Une entreprise familiale: Julie Vézina, entourée de Sara, Emmanuelle et Alexandre.
Une entreprise familiale: Julie Vézina, entourée de Sara, Emmanuelle et Alexandre.

[GÉRER LA CRISE] Les Cafés de Julie: passer au travers grâce à la famille 

La pandémie de coronavirus change tout pour les entrepreneurs d’ici qui en souffrent, mais qui rebondissent aussi devant la tempête, se serrent les coudes avec leurs employés et, parfois, font jaillir de nouvelles façons de faire. Nous allons à leur rencontre dans cette série «Gérer la crise».
  • Entreprise: Les Cafés de Julie
  • Type: boutique d’alimentation
  • Contact: Julie Vézina, propriétaire

En tant que petit commerce indépendant, les incertitudes étaient vives pour Julie Vézina. Lorsque la crise a éclaté, elle a mobilisé sa «gang», c’est-à-dire son conjoint et ses trois enfants, pour qu’ils lui donnent un coup de main. Cette expérience aura eu comme effet de resserrer les liens familiaux.

Q Quelle était votre situation avant la crise?

R Les Cafés de Julie c’est une PME qui a pignon sur rue depuis 18 ans dans Beauport. Nous avons une clientèle bien établie. Avant la COVID-19, nous avions une section boutique où l’on vendait du café en grains, du thé, de la tisane, du chocolat et d’autres produits fins. Depuis 10 ans, on avait aussi installé une section restaurant où on servait des paninis, de la soupe et de la salade, et on avait une trentaine de places assises. Sept employés y travaillaient, dont mon garçon.

Q Comment avez-vous vécu la crise et quels ajustements ont été mis en place?

R J’ai eu la chance de rester ouvert, car je vends des produits alimentaires. On a rapidement fermé le côté «resto» pour se concentrer sur la boutique. J’ai mis tout le monde à pied quand la crise a commencé, car j’avais peur qu’un de mes employés contractent la COVID-19 et qu’on soit obligé de fermer. J’ai réduit mes heures d’ouverture, fermé la salle à manger, instauré la commande par téléphone et la cueillette en magasin et instauré des zones de circulation dans la boutique. J’ai aussi demandé à mes enfants et à mon conjoint de me donner un coup de main. Mais tous les jours, il fallait s’adapter et prendre des décisions. 

Q Avez-vous remarqué un élan de solidarité pour l’achat local?

R Oui! Le mouvement pour l’achat local ça nous a vraiment donné un coup de main. On a accueilli beaucoup de nouveaux clients. J’ai aussi servi des clients que ça faisait longtemps que je n’avais pas vus. J’ai l’impression que le café, c’est un peu comme le vin ou les produits fins, les gens se sont tournés vers des produits réconfortants en temps d’incertitude. J’ai aussi l’impression que pour une première fois, les commerces de proximité de banlieue ont été favorisés. On est négligé par rapport aux grandes surfaces, et avec cette crise, ça nous a ramenés au centre du quartier et de l’économie.

Q Quelles étaient vos principales inquiétudes?

R Avant la crise, j’avais peur de fermer, car on n’avait pas beaucoup d’informations.
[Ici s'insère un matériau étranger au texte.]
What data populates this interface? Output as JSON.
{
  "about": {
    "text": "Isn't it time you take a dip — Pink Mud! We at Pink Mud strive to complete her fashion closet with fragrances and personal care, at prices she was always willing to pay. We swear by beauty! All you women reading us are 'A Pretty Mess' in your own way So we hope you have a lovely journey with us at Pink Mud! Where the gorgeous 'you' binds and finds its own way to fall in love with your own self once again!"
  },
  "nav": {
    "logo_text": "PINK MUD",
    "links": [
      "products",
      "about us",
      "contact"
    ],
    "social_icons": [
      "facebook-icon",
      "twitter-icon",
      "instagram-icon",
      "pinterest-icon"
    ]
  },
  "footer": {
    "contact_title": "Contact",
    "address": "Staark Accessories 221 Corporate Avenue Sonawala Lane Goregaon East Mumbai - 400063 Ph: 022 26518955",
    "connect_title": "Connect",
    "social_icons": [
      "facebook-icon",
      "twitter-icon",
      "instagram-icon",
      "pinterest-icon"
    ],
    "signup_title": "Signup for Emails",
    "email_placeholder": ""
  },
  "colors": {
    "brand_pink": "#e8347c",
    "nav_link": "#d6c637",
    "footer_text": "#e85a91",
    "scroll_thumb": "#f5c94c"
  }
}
Pendant la crise, je craignais pour la sécurité de mes proches et de ma boutique. Et maintenant, je crains qu’il y ait une deuxième vague. Est-ce que le déconfinement va bien se dérouler? Est-ce qu’on va devoir recommencer à zéro? D’où l’idée de reprendre les activités de mon commerce doucement.
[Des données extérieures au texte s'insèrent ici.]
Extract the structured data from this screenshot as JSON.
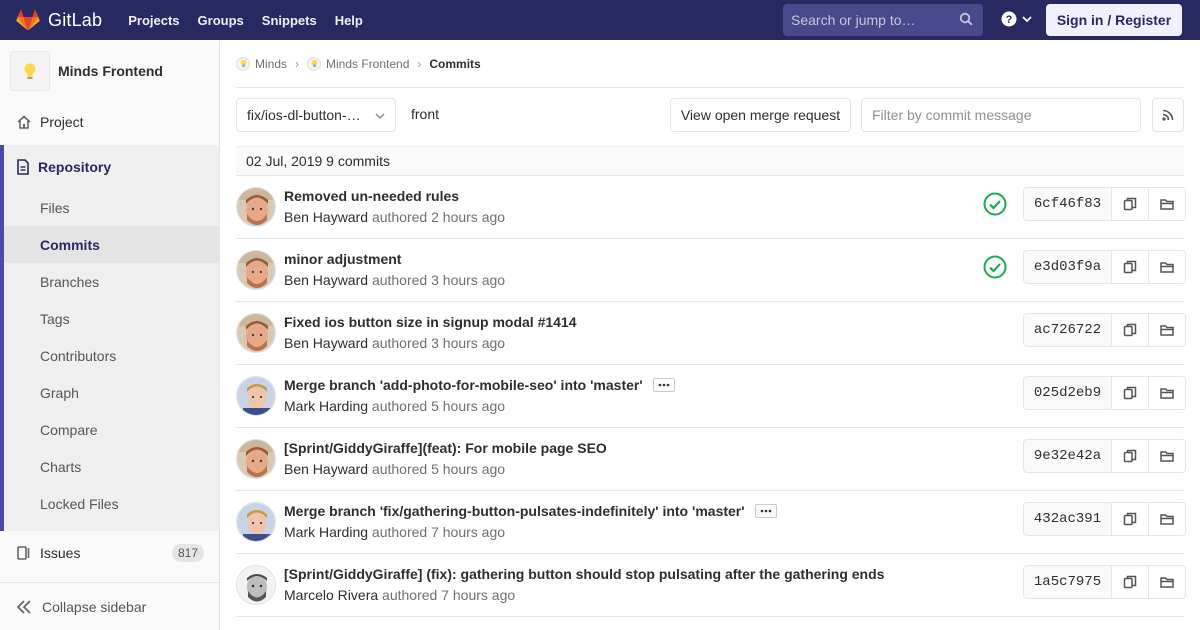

Q Y a-t-il eu des côtés positifs qui ont découlé de cette crise?

R J’ai eu la chance d’être bien secondée par ma famille. Mon conjoint faisait du télétravail, donc il avait plus de temps pour m’aider. Ma fille est aussi revenue m’aider dans la boutique. Tout le monde a donné un coup de main, et ça a donné quelque chose de beau au niveau familial. C’est aussi ça qui m’a permis de passer au travers. Dans une certaine mesure, on peut dire que ça a contribué au succès de ma boutique et que c’est aujourd’hui devenu davantage une entreprise familiale.
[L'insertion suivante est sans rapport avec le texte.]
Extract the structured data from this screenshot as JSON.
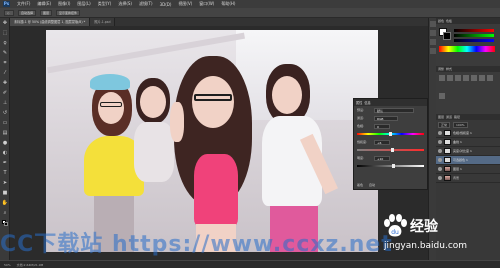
{
  "menubar": {
    "logo": "Ps",
    "items": [
      "文件(F)",
      "编辑(E)",
      "图像(I)",
      "图层(L)",
      "类型(Y)",
      "选择(S)",
      "滤镜(T)",
      "3D(D)",
      "视图(V)",
      "窗口(W)",
      "帮助(H)"
    ]
  },
  "options": [
    "◇",
    "自动选择",
    "图层",
    "显示变换控件"
  ],
  "tabs": [
    {
      "label": "未标题-1 @ 50% (曲线调整图层 1, 图层蒙版/8) *"
    },
    {
      "label": "照片-1.psd"
    }
  ],
  "toolbar": {
    "tools": [
      "move-tool",
      "marquee-tool",
      "lasso-tool",
      "quick-select-tool",
      "crop-tool",
      "eyedropper-tool",
      "healing-tool",
      "brush-tool",
      "stamp-tool",
      "history-brush-tool",
      "eraser-tool",
      "gradient-tool",
      "blur-tool",
      "dodge-tool",
      "pen-tool",
      "type-tool",
      "path-select-tool",
      "shape-tool",
      "hand-tool",
      "zoom-tool"
    ]
  },
  "adjustments_panel": {
    "tabs": [
      "属性",
      "信息"
    ],
    "preset_label": "预设:",
    "preset_value": "默认",
    "channel_label": "通道:",
    "channel_value": "RGB",
    "rows": [
      {
        "label": "色相:",
        "value": "0",
        "level": 0.5
      },
      {
        "label": "饱和度:",
        "value": "+6",
        "level": 0.53
      },
      {
        "label": "明度:",
        "value": "+10",
        "level": 0.55
      }
    ],
    "footer": [
      "着色",
      "自动"
    ]
  },
  "right_panel": {
    "color_tabs": [
      "颜色",
      "色板"
    ],
    "fg_color": "#ffffff",
    "bg_color": "#000000",
    "adjust_tabs": [
      "调整",
      "样式"
    ],
    "layers_tabs": [
      "图层",
      "通道",
      "路径"
    ],
    "blend_mode": "正常",
    "opacity": "100%",
    "layers": [
      {
        "name": "色相/饱和度 1",
        "thumb": "white",
        "selected": false
      },
      {
        "name": "曲线 1",
        "thumb": "white",
        "selected": false
      },
      {
        "name": "亮度/对比度 1",
        "thumb": "white",
        "selected": false
      },
      {
        "name": "可选颜色 1",
        "thumb": "white",
        "selected": true
      },
      {
        "name": "图层 1",
        "thumb": "img",
        "selected": false
      },
      {
        "name": "背景",
        "thumb": "img",
        "selected": false
      }
    ]
  },
  "statusbar": {
    "zoom": "50%",
    "doc_info": "文档:2.64M/21.9M"
  },
  "watermarks": {
    "left": "CC下载站 https://www.ccxz.net",
    "baidu_text": "经验",
    "baidu_url": "jingyan.baidu.com"
  }
}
Q Des initiatives nées de la crise?

R Dans quelques semaines, j’aurai un site transactionnel où les gens pourront commander mes produits en ligne et les ramasser dans un point de cueillette. J’essaie ainsi d’offrir une alternative à ma clientèle existante, et, en même temps, d’aller chercher une nouvelle clientèle plus jeune. J’ai aussi choisi de ne pas rouvrir le côté restauration de mon commerce, car cela venait avec énormément de gestion. La crise m’aura donc permis de recentrer mes activités et de revenir à ma mission première. Au final, mon plaisir, ça a toujours été ma boutique!